II. Of what sort is this turning? It is plain that it is not any partial change in the outward life, not any polishing and rounding of the circumference of a man's character, but a changing of the centre itself, a change thorough and complete. It is not the opinions alone which are in question here; the desires are changed also. From having no mind to God, no eye to eternity, the desire after Him is awakened, and things invisible and eternal assume their proper place of prominence.
III. Consider the manner of the change. The turning is not the work of an instant. However rapid the thaw, the thick-ribbed realm of ice will not melt away but by degrees. However complete the renewal at last, there is an inertia to be overcome, an impulse to be communicated and to gather force, before the whole mass will obey the moving hand, in the spiritual as well as in the material world. There is no reason to question, but every reason to believe, that here as elsewhere the miracle is the exception, the ordinary agency by secondary means the rule; that conversion is not in the generality of cases the sudden, well-defined event which it is represented to be, but the gradual accruing result of the teaching and operation of the Spirit, working through the common every-day means of grace.
H. Alford, Quebec Chapel Sermons,vol. iii., p. 67.
I. Man was made for God.
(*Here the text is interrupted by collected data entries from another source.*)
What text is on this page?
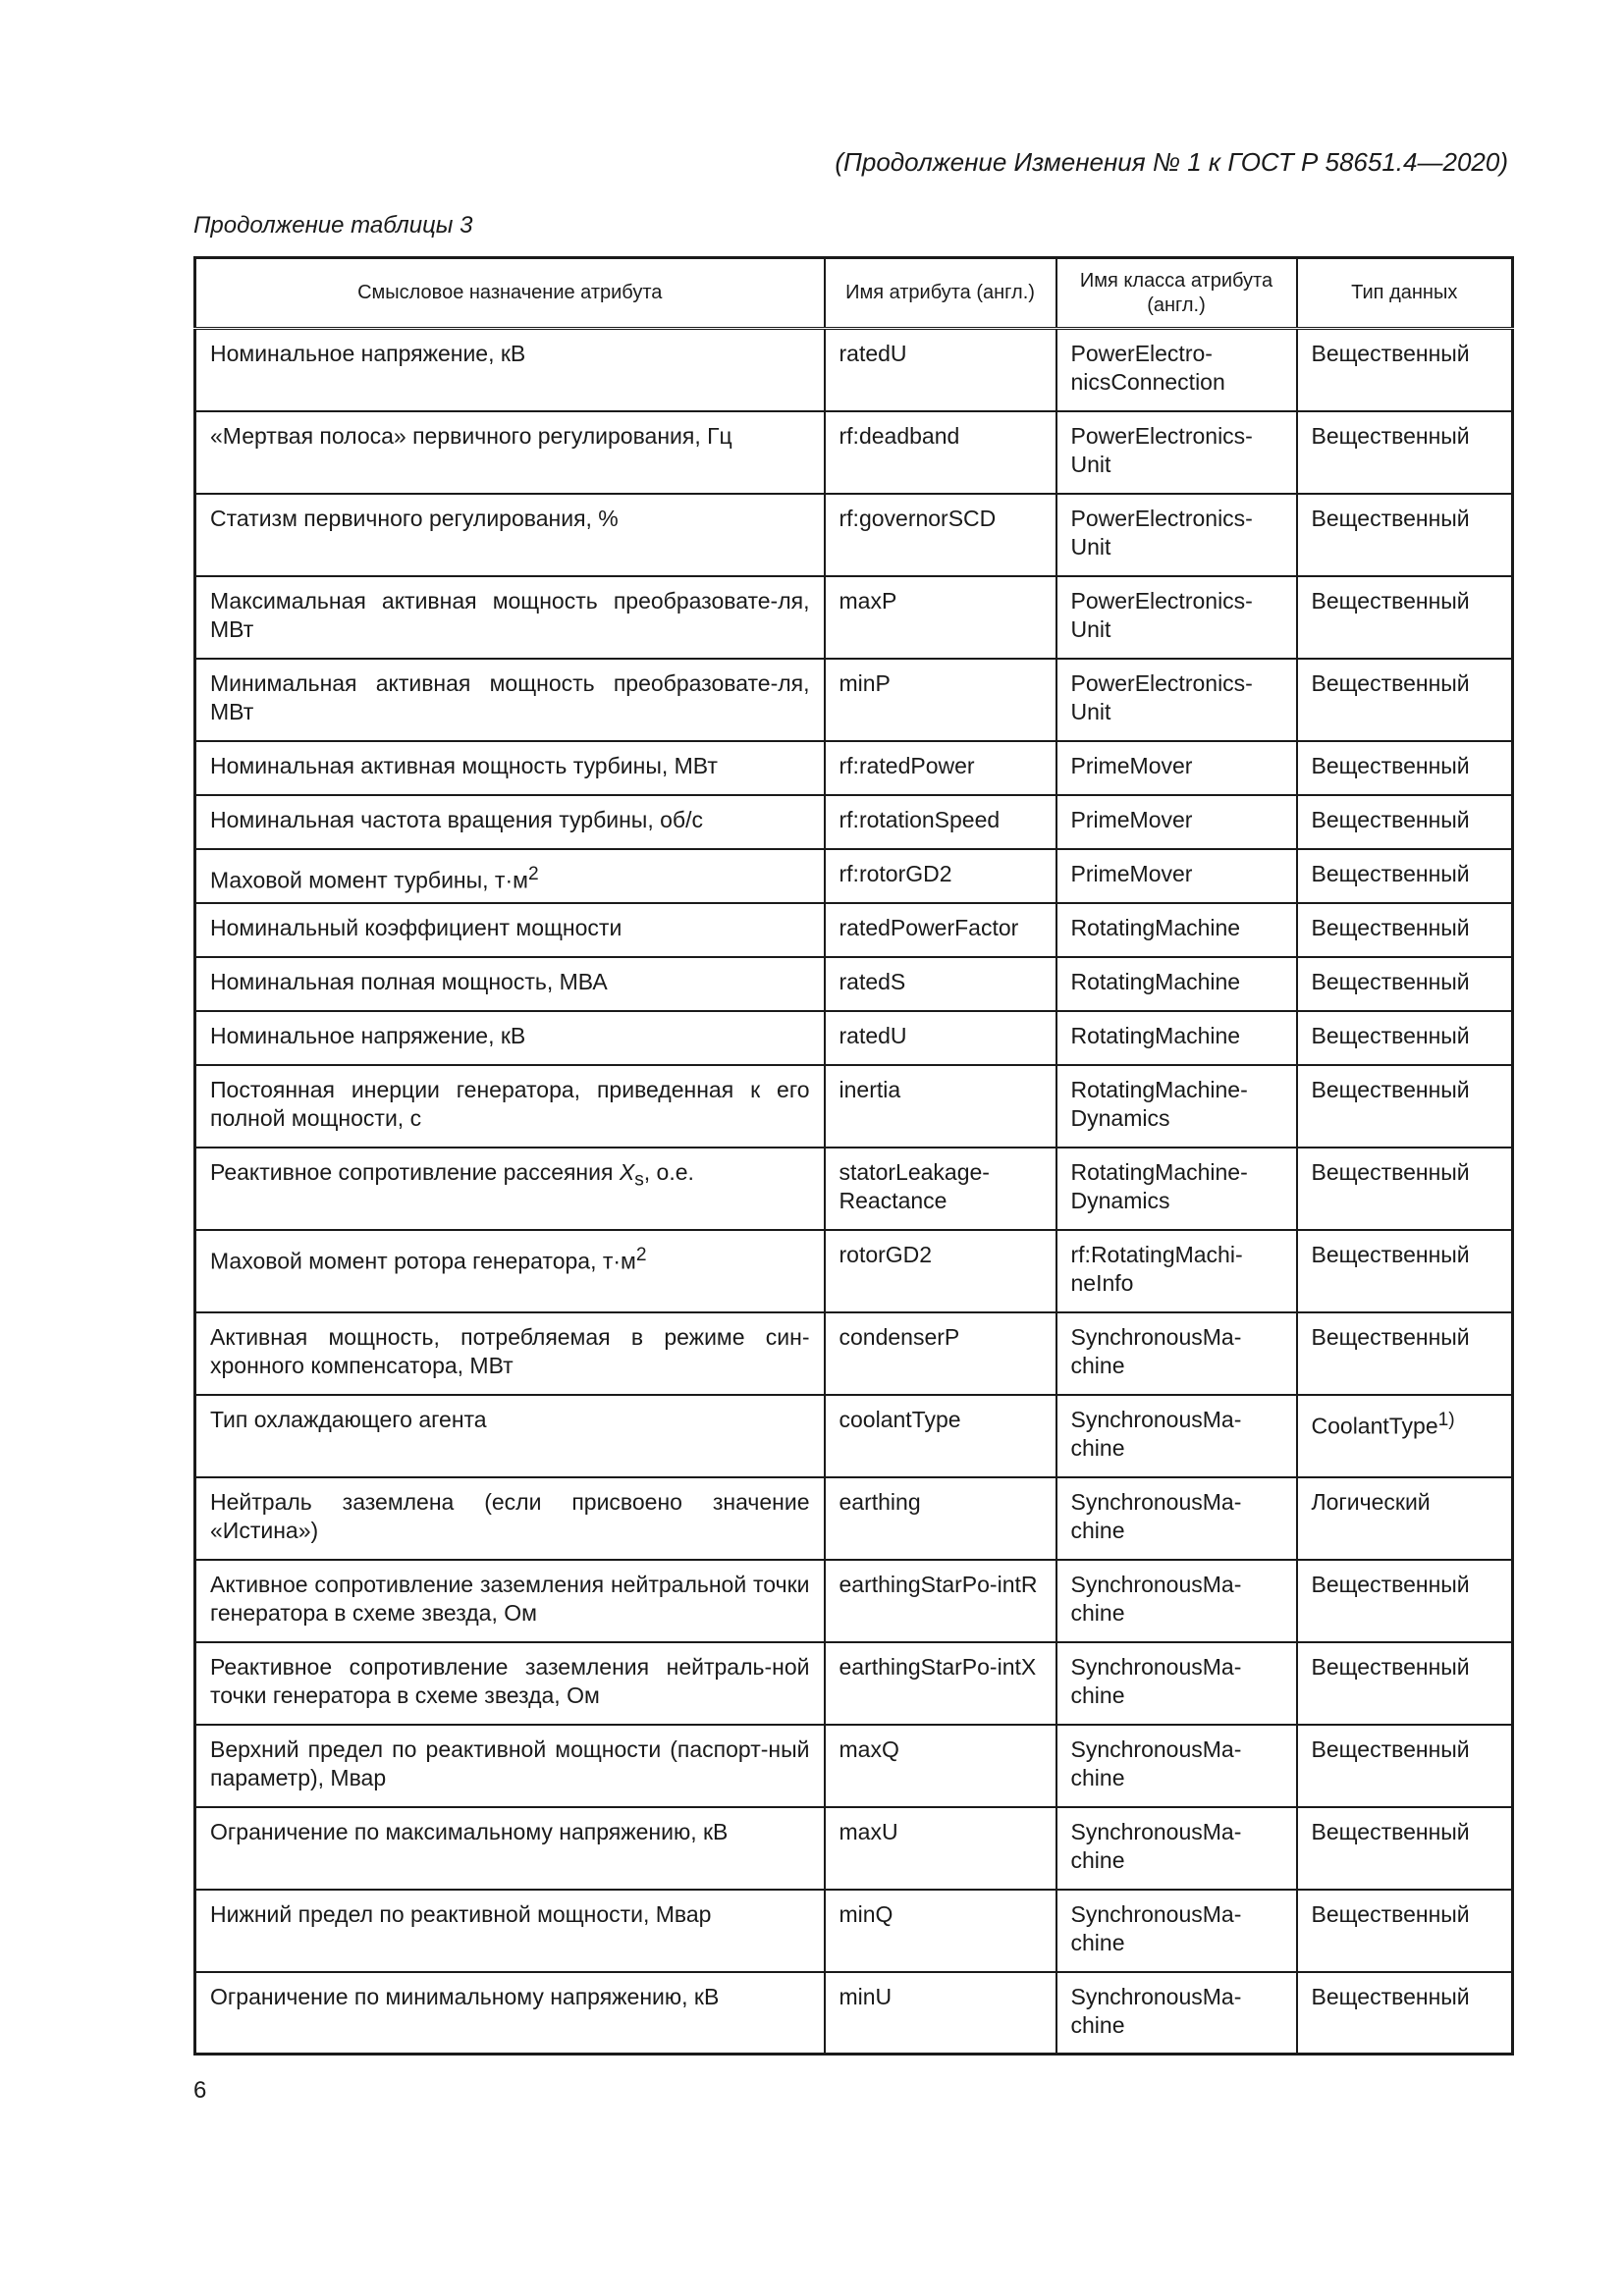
(Продолжение Изменения № 1 к ГОСТ Р 58651.4—2020)
Продолжение таблицы 3
Смысловое назначение атрибута	Имя атрибута (англ.)	Имя класса атрибута (англ.)	Тип данных
Номинальное напряжение, кВ	ratedU	PowerElectro-nicsConnection	Вещественный
«Мертвая полоса» первичного регулирования, Гц	rf:deadband	PowerElectronics-Unit	Вещественный
Статизм первичного регулирования, %	rf:governorSCD	PowerElectronics-Unit	Вещественный
Максимальная активная мощность преобразовате-ля, МВт	maxP	PowerElectronics-Unit	Вещественный
Минимальная активная мощность преобразовате-ля, МВт	minP	PowerElectronics-Unit	Вещественный
Номинальная активная мощность турбины, МВт	rf:ratedPower	PrimeMover	Вещественный
Номинальная частота вращения турбины, об/с	rf:rotationSpeed	PrimeMover	Вещественный
Маховой момент турбины, $т\cdot м^2$	rf:rotorGD2	PrimeMover	Вещественный
Номинальный коэффициент мощности	ratedPowerFactor	RotatingMachine	Вещественный
Номинальная полная мощность, МВА	ratedS	RotatingMachine	Вещественный
Номинальное напряжение, кВ	ratedU	RotatingMachine	Вещественный
Постоянная инерции генератора, приведенная к его полной мощности, с	inertia	RotatingMachine-Dynamics	Вещественный
Реактивное сопротивление рассеяния $X_s$, о.е.	statorLeakage-Reactance	RotatingMachine-Dynamics	Вещественный
Маховой момент ротора генератора, $т\cdot м^2$	rotorGD2	rf:RotatingMachi-neInfo	Вещественный
Активная мощность, потребляемая в режиме син-хронного компенсатора, МВт	condenserP	SynchronousMa-chine	Вещественный
Тип охлаждающего агента	coolantType	SynchronousMa-chine	CoolantType$^{1)}$
Нейтраль заземлена (если присвоено значение «Истина»)	earthing	SynchronousMa-chine	Логический
Активное сопротивление заземления нейтральной точки генератора в схеме звезда, Ом	earthingStarPo-intR	SynchronousMa-chine	Вещественный
Реактивное сопротивление заземления нейтраль-ной точки генератора в схеме звезда, Ом	earthingStarPo-intX	SynchronousMa-chine	Вещественный
Верхний предел по реактивной мощности (паспорт-ный параметр), Мвар	maxQ	SynchronousMa-chine	Вещественный
Ограничение по максимальному напряжению, кВ	maxU	SynchronousMa-chine	Вещественный
Нижний предел по реактивной мощности, Мвар	minQ	SynchronousMa-chine	Вещественный
Ограничение по минимальному напряжению, кВ	minU	SynchronousMa-chine	Вещественный
6
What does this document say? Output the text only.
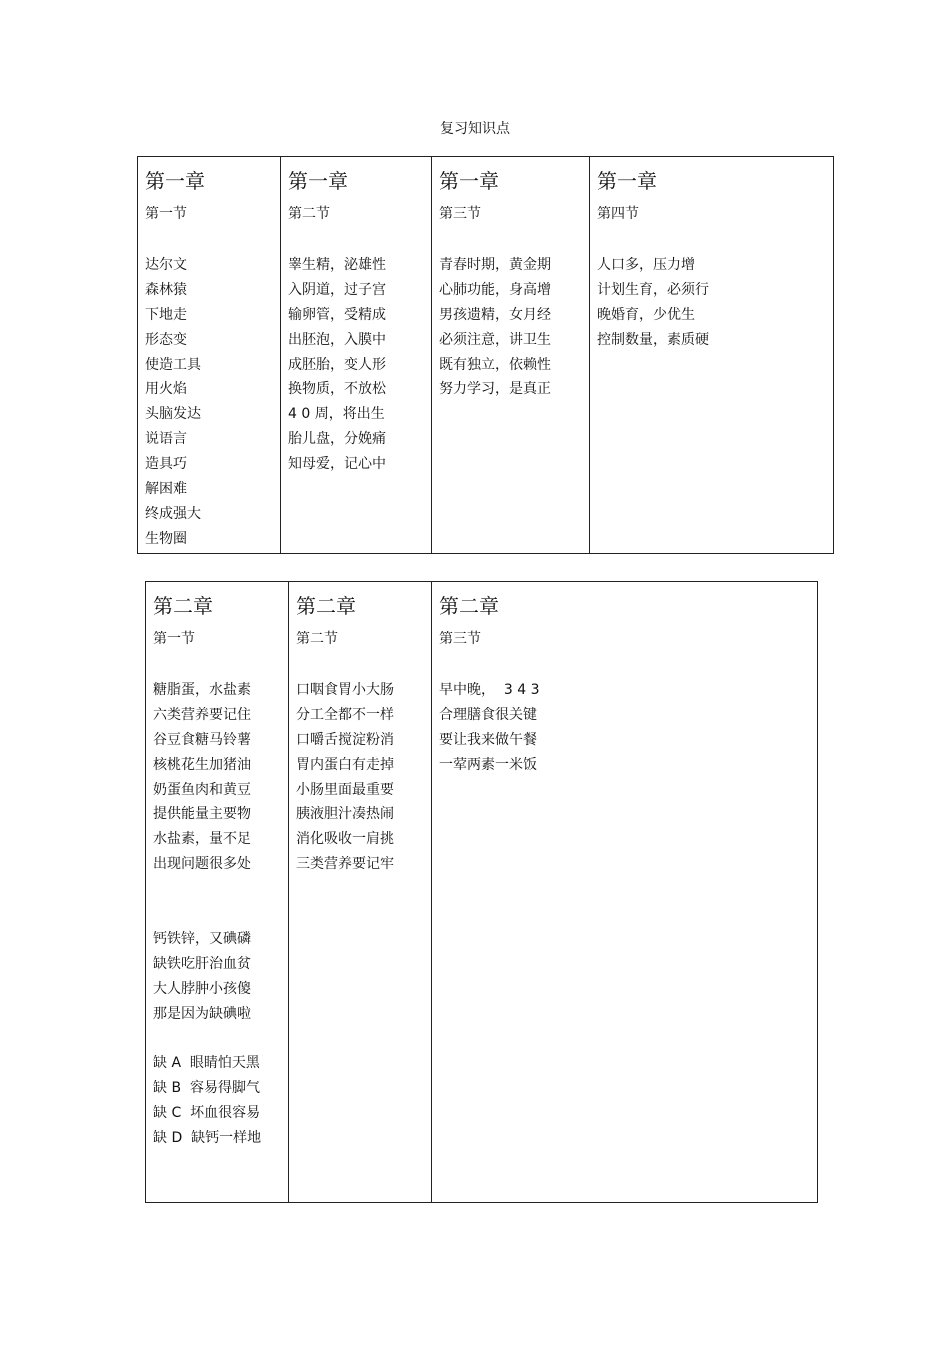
复习知识点
第一章
第一节
达尔文
森林猿
下地走
形态变
使造工具
用火焰
头脑发达
说语言
造具巧
解困难
终成强大
生物圈

第一章
第二节
睾生精，泌雄性
入阴道，过子宫
输卵管，受精成
出胚泡，入膜中
成胚胎，变人形
换物质，不放松
4 0 周，将出生
胎儿盘，分娩痛
知母爱，记心中

第一章
第三节
青春时期，黄金期
心肺功能，身高增
男孩遗精，女月经
必须注意，讲卫生
既有独立，依赖性
努力学习，是真正

第一章
第四节
人口多，压力增
计划生育，必须行
晚婚育，少优生
控制数量，素质硬
第二章
第一节
糖脂蛋，水盐素
六类营养要记住
谷豆食糖马铃薯
核桃花生加猪油
奶蛋鱼肉和黄豆
提供能量主要物
水盐素，量不足
出现问题很多处
钙铁锌，又碘磷
缺铁吃肝治血贫
大人脖肿小孩傻
那是因为缺碘啦
缺 A  眼睛怕天黑
缺 B  容易得脚气
缺 C  坏血很容易
缺 D  缺钙一样地

第二章
第二节
口咽食胃小大肠
分工全都不一样
口嚼舌搅淀粉消
胃内蛋白有走掉
小肠里面最重要
胰液胆汁凑热闹
消化吸收一肩挑
三类营养要记牢

第二章
第三节
早中晚，  3 4 3
合理膳食很关键
要让我来做午餐
一荤两素一米饭
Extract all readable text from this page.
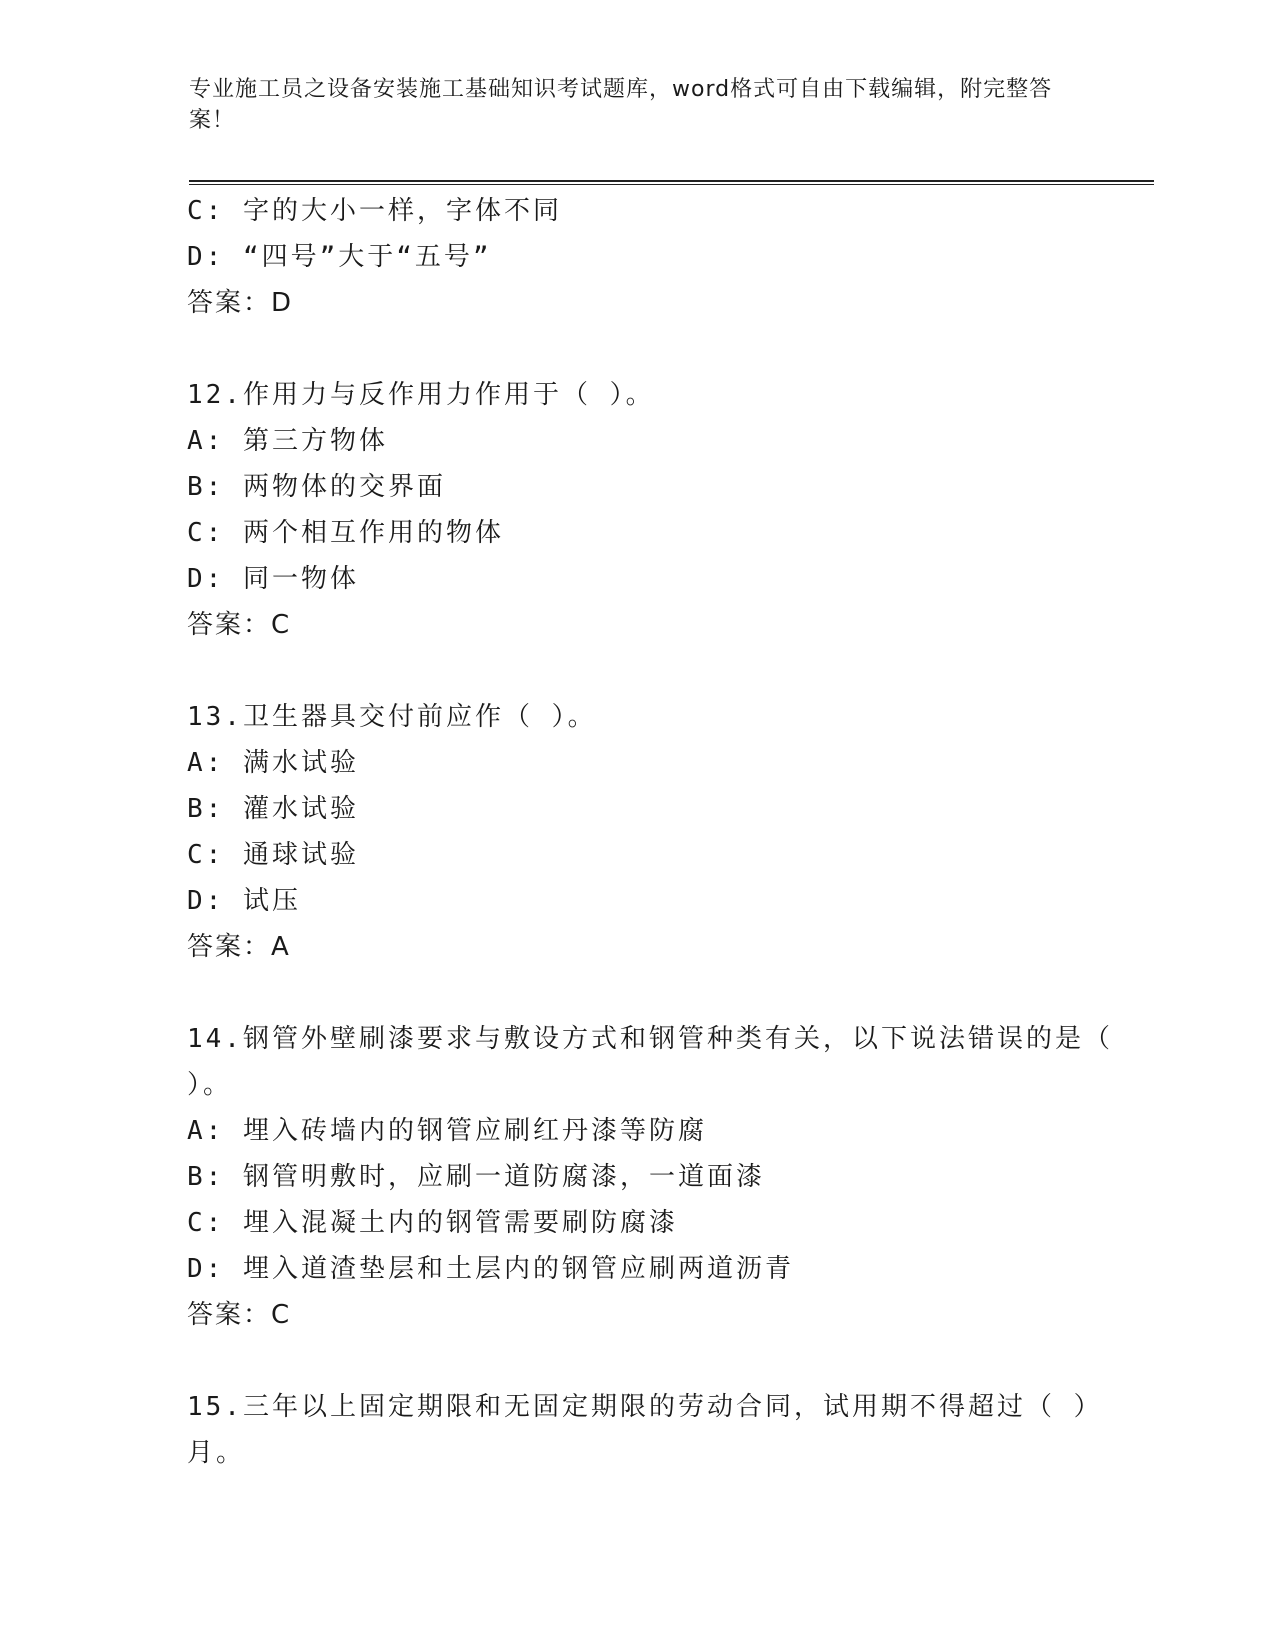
专业施工员之设备安装施工基础知识考试题库，word格式可自由下载编辑，附完整答案！
C: 字的大小一样，字体不同
D: “四号”大于“五号”
答案：D
12.作用力与反作用力作用于（ ）。
A: 第三方物体
B: 两物体的交界面
C: 两个相互作用的物体
D: 同一物体
答案：C
13.卫生器具交付前应作（ ）。
A: 满水试验
B: 灌水试验
C: 通球试验
D: 试压
答案：A
14.钢管外壁刷漆要求与敷设方式和钢管种类有关，以下说法错误的是（ ）。
A: 埋入砖墙内的钢管应刷红丹漆等防腐
B: 钢管明敷时，应刷一道防腐漆，一道面漆
C: 埋入混凝土内的钢管需要刷防腐漆
D: 埋入道渣垫层和土层内的钢管应刷两道沥青
答案：C
15.三年以上固定期限和无固定期限的劳动合同，试用期不得超过（ ）月。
He made us to behold Him; beholding, to reflect Him; reflecting Him, to be glorified in Him. He willed, evermore, to shine on into our souls, to be the light of our souls, that we might see all things truly by His light. He willed to make us holy, that we might be little pictures of Himself, and that He might dwell with good pleasure upon us, as a father's soul rests with joy and love upon the child of his love. From this we fell by sin; to this God willed to restore us in Christ. Sin was to choose, against God's will, something instead of God. In whatever way the change may be wrought, a change there must be. God is the Lord, the Father, the centre of the soul, The soul must turn wholly to Him for its life, its light, its peace, its joy, its resting-place, all good to it, all goodness in it. As the flower follows the sun, opens itself to its glow, and through that glow sends forth its fragrance and ripens its fruit, so the soul must turn to Him, the Sun of righteousness, unfold itself wholly to His life-giving glow, hide nothing from His searching beams, and through the fire of His love ripen to Him the fruits of His Spirit.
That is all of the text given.